I'm trying to plot a distribution CDF using R and ggplot2. However, I am finding difficulties in plotting the CDF function after I transform the Y axis to obtain a straight line. This kind of plot is frequently used in Gumbel paper plots, but here I'll use as example the normal distribution.
I generate the data, and plot the cumulative density function of the data along with the function. They fit well. However, when I apply an Y axis transformation, they don't fit anymore.

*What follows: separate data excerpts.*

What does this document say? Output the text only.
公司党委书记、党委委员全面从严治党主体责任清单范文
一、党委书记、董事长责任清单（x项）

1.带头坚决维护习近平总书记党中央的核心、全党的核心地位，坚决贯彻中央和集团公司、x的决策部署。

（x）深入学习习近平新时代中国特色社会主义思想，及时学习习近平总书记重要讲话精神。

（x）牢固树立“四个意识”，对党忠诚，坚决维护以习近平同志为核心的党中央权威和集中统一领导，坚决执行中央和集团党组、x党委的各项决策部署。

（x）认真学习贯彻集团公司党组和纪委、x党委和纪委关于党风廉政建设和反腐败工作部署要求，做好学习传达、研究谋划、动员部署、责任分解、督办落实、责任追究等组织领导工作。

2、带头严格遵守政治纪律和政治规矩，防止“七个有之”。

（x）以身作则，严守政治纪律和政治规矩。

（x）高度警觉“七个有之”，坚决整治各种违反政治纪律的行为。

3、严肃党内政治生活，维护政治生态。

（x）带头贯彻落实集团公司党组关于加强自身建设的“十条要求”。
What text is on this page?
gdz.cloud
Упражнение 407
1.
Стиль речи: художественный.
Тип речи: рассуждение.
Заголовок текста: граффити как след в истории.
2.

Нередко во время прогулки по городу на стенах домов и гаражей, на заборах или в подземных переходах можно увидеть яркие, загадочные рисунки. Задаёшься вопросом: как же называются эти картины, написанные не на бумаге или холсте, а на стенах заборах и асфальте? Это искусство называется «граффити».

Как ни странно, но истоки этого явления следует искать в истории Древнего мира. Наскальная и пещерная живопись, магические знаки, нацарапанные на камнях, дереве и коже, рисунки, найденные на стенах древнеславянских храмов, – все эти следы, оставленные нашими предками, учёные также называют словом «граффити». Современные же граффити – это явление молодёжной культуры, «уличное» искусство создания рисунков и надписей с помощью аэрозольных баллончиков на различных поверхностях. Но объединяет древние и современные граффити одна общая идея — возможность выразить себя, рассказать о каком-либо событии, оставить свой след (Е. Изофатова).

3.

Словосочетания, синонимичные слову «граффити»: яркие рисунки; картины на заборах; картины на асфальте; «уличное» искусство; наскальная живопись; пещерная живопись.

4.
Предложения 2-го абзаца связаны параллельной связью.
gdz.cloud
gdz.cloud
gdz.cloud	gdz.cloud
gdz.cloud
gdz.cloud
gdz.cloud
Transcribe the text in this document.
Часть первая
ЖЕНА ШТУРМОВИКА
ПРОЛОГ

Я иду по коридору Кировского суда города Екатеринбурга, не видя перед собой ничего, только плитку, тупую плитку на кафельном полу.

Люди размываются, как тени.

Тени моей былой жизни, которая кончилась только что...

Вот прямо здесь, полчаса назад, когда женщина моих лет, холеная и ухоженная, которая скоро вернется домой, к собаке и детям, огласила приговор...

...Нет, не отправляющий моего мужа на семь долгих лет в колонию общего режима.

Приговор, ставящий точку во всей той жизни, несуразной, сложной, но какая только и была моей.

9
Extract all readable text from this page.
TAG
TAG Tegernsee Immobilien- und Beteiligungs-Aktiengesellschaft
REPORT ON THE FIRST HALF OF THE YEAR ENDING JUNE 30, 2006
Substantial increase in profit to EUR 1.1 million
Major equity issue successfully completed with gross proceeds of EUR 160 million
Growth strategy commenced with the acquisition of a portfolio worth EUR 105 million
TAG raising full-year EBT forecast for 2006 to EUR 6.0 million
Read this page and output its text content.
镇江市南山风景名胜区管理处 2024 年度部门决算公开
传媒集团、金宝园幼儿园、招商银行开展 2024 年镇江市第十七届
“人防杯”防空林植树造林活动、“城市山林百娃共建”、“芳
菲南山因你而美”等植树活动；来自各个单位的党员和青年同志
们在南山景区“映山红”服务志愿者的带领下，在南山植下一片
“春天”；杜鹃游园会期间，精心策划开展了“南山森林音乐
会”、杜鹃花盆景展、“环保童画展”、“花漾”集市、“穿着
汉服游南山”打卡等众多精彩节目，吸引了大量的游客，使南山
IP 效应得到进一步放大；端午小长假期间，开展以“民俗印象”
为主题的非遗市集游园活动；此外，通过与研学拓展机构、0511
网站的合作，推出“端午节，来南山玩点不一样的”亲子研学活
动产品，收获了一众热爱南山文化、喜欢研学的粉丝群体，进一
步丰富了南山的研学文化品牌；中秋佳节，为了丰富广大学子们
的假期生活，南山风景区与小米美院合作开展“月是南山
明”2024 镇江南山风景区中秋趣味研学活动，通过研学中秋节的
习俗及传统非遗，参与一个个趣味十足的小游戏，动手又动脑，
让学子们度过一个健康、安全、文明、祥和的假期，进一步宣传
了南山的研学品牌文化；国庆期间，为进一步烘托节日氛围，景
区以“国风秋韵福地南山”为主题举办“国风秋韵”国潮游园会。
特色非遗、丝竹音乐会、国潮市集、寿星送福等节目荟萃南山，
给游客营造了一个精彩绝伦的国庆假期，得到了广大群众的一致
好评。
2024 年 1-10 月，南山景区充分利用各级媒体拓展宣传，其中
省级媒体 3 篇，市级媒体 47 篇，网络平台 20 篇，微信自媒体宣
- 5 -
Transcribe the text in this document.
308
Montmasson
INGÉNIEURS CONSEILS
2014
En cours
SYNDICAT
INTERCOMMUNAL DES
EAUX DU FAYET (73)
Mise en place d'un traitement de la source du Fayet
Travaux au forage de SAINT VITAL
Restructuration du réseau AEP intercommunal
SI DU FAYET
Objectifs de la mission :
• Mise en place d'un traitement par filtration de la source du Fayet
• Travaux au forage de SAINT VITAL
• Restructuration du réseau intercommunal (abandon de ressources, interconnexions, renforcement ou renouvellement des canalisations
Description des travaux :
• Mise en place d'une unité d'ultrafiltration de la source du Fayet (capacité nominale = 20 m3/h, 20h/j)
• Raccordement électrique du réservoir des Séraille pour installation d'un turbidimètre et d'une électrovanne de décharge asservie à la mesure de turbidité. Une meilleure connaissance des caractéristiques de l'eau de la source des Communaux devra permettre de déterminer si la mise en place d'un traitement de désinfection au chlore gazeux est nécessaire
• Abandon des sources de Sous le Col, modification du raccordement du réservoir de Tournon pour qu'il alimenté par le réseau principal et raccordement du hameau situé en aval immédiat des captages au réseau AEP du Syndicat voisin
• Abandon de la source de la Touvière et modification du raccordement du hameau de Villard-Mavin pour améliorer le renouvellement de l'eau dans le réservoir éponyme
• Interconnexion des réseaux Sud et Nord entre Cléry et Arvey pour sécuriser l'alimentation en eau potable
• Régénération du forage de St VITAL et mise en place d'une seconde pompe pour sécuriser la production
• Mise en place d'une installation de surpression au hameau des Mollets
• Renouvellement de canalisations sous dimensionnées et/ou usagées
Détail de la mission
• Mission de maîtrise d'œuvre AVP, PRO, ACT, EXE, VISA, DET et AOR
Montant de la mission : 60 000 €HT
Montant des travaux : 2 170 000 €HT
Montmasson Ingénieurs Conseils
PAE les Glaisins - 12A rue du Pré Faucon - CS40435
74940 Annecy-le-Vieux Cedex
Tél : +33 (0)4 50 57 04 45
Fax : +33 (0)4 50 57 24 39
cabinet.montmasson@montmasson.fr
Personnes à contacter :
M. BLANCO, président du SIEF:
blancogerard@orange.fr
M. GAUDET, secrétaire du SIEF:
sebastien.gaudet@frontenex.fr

sim <- rnorm(100) #Simulate some data
sim <- sort(sim) #Sort it
cdf <- seq(0,1,length.out=length(sim)) #Compute data CDF
df <- data.frame(x=sim, y=cdf) #Build data.frame
library(scales)
library(ggplot2)
#Now plot!
gg <- ggplot(df, aes(x=x, y=y)) +
geom_point() +
stat_function(fun = pnorm, colour="red")
gg
And the output should be something on the lines of:
Good!
Now I try to transform the Y axis according to the distribution used.
#Apply transformation
gg + scale_y_continuous(trans=probability_trans("norm"))
The points are transformed correctly (they lie on a straight line), but the function is not!
However, everything seems to work fine if I do like this, calculating the CDF with ggplot:
ggplot(data.frame(x=sim), aes(x=x)) +
stat_ecdf(geom = "point") +
stat_function(fun="pnorm", colour="red") +
scale_y_continuous(trans=probability_trans("norm"))
Why is this happening? Why doesn't calculating the CDF manually work with scale transformations?